Amy leads the chapter’s efforts to improve water quality in agricultural landscapes across the Chesapeake Bay watershed, both through large-scale wetland and floodplain restoration projects as well as working with farmers and agribusinesses to implement best practices to keep nutrients on fields and out of waterways.
This work directly supports the Conservancy's global goal of reducing nutrient runoff in agricultural watersheds with the goal of improving water quality and reducing dead zones in our estuaries.
- M.S., Environmental and Forest Biology, State University of New York and Syracuse University
- B.S., Forestry and Wildlife, Virginia Tech
We're engaging with Maryland’s largest industry, agriculture, to help keep nutrients on farms and out of our streams and rivers. We do this by working infield with farmers and agribusinesses to implement best practices that increase the amount of nutrients used by crops to grow food and reduce the amount of nutrient run-off.
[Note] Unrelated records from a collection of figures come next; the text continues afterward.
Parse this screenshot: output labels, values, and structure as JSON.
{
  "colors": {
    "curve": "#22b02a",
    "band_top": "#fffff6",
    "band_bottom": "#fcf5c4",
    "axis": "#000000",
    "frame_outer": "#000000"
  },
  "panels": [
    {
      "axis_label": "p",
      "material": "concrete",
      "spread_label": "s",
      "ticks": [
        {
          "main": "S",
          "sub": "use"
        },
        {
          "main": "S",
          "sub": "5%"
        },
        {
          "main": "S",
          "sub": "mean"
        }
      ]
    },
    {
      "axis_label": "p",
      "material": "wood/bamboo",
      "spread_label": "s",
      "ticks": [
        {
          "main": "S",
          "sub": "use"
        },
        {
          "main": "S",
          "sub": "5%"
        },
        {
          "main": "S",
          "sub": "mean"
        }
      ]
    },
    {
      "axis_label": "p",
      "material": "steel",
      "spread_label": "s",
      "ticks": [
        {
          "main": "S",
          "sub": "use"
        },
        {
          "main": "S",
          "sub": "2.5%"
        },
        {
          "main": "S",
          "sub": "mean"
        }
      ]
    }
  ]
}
We also work with landowners and other partners to implement large-scale wetland and floodplain restoration projects to connect corridors of habitat and enhance water quality downstream.
We’ve been able to amplify our efforts through outreach to local farm groups, and by bringing together the agricultural industry, public agencies, conservation organizations and academia through the formation of the Delmarva Conservation Partnership and the Delaware Maryland 4R Alliance. We’ve shared resources on nutrient stewardship and best practices with over 2,600 Delmarva farmers.
Working in partnership with the National Resources Conservation Service and the Delmarva Conservation Partnership, more than 8,000 acres have been enrolled in conservation programs in just two years. Along with an additional 1,500 acres enrolled in conservation by other partners, the conservation and restoration efforts being implemented on this land will keep huge quantities of nutrients and pollutants from flowing into the Chesapeake Bay watershed and increase the amount of wetland and forest habitat for wildlife.
Another practical, low-cost method to improve water quality? Roadside ditches! Contoured ditches and natural plantings slow, filter and gradually absorb rainwater, helping to prevent soil and nutrients from being flushed into bay waterways while maintaining their function of providing drainage for farmfields and roads.